Pension plan sponsors have been looking for opportunities to manage their growing pension liabilities for many years now. In 2015, the Internal Revenue Service (IRS) closed the door on sponsors who were considering offering pension plan retirees a lump-sum settlement option. In an unexpected move Wednesday, the IRS released Notice 2019-18, stating that the IRS and Department of the Treasury (Treasury Department) no longer intend to amend the regulations under Internal Revenue Code § 401(a)(9) to prohibit retiree lump-sum windows in defined benefit plans. Sponsors of pension plans may now, once again, consider whether a retiree lump-sum window is a viable option to help manage their pension liability.

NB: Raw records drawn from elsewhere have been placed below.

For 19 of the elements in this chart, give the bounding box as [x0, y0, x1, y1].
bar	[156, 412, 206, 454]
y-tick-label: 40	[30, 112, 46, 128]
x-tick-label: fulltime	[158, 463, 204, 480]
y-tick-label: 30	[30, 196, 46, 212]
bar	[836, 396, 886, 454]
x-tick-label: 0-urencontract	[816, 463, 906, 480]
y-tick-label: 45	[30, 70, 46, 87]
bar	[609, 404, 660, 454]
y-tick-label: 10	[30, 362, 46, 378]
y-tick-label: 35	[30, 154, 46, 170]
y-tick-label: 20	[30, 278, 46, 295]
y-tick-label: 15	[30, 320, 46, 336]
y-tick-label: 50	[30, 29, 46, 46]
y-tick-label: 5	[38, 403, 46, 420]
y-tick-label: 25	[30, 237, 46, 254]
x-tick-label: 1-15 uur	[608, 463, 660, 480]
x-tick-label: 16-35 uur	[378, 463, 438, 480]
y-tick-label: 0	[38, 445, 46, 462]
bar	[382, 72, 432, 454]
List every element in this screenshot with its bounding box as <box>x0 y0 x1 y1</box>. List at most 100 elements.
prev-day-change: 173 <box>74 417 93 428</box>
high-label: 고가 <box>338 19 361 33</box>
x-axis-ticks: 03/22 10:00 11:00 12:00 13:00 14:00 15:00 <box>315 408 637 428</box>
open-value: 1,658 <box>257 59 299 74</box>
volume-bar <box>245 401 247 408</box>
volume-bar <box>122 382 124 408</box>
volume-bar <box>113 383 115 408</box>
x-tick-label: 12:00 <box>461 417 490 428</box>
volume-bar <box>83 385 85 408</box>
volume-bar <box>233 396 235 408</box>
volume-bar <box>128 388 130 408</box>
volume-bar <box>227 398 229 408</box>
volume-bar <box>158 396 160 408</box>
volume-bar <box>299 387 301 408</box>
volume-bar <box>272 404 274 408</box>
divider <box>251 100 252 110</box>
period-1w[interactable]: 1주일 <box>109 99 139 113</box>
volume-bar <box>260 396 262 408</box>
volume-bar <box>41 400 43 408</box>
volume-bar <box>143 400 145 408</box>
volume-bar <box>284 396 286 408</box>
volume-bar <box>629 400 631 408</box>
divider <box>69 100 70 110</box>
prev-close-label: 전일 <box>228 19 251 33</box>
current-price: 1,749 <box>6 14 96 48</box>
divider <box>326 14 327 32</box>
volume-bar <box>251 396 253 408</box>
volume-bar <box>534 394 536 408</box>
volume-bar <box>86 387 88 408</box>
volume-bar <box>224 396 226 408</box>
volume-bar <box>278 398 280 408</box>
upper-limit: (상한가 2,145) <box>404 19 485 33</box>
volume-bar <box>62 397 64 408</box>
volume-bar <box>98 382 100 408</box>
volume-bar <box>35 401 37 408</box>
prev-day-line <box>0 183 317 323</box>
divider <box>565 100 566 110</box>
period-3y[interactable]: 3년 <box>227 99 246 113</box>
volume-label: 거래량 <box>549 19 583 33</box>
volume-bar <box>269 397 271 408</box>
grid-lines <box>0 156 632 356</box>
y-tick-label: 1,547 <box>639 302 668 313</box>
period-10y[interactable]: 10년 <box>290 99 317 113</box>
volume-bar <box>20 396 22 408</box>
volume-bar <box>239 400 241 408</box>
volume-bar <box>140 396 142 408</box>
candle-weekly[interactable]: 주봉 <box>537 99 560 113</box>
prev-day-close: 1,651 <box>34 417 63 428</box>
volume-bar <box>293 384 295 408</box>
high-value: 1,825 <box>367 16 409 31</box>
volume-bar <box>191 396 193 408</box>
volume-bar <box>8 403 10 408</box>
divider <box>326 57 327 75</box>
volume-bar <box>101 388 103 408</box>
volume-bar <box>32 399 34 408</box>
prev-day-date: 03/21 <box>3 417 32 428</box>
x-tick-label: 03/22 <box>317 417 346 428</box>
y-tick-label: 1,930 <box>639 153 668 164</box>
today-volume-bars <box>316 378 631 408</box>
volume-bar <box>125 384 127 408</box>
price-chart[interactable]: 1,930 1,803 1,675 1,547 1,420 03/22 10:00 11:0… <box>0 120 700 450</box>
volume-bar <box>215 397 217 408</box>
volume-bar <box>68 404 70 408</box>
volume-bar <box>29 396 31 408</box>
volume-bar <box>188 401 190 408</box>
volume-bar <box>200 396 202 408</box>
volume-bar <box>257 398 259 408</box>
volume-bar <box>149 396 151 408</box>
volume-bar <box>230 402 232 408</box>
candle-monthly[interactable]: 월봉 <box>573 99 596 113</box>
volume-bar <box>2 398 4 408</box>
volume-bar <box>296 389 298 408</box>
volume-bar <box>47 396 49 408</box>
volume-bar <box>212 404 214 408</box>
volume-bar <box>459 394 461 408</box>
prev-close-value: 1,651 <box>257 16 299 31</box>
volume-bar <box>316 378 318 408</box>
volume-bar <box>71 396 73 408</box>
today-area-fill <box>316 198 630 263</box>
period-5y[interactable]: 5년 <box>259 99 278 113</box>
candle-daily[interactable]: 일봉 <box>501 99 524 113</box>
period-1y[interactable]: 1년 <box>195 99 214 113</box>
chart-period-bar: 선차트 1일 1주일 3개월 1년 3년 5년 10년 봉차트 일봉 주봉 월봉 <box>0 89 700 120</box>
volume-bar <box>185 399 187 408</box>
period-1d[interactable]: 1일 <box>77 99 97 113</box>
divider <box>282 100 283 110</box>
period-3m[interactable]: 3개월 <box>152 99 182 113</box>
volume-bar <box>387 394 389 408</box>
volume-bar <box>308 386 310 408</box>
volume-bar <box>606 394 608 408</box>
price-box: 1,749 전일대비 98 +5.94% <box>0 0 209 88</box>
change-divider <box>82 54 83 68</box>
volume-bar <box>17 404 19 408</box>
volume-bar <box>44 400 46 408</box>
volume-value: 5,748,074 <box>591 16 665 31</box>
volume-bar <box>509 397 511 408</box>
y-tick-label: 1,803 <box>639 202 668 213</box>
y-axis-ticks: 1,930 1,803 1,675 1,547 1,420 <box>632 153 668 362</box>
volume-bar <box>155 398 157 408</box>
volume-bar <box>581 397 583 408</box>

Plan sponsors sometimes use lump-sum windows as a way to “de-risk” their plans from market volatility, mortality table changes, changes in funding rules, increasing PBGC premiums, and a number of other uncertainties. Prior to the issuance of Notice 2015-49, plan sponsors would often offer deferred-vested participants not yet in pay status the option to take during a short period of time (i.e. during a “window”) a lump-sum payment of their benefit; they would sometimes also offer retirees currently receiving lifetime annuity payments a similar option to convert their annuities to immediate lump-sums (known as a “retiree lump-sum window”).
In the midst of a growing trend of sponsors offering retiree lump-sum windows, the IRS expressed disapproval of them as a violation of the Code’s required minimum distribution rules. In response, it issued Notice 2015-49, which indicated that, while lump-sum windows for deferred-vested participants not yet in pay status were permissible, regulations would be amended to clarify that retiree lump-sum windows would violate the Code’s required minimum distribution rules. This closed the door on a significant opportunity for sponsors to use these windows for de-risking.
Wednesday’s announcement signals a complete 180 from the IRS and Treasury Department from its position nearly four years ago. Notice 2019-18 indicates that the Treasury Department and the IRS will keep a close eye on retiree lump-sum windows, and it hinted that further guidance may be issued sometime in the future. In the meantime, it appears that plan sponsors can again consider whether a retiree lump-sum window is an appropriate feature, without fear of retribution from the IRS–at least for the time being. Sponsors considering a retiree lump-sum window should remember that such amendments are still subject to other qualification rules and consult with qualified counsel to ensure the feature meets the Code requirements.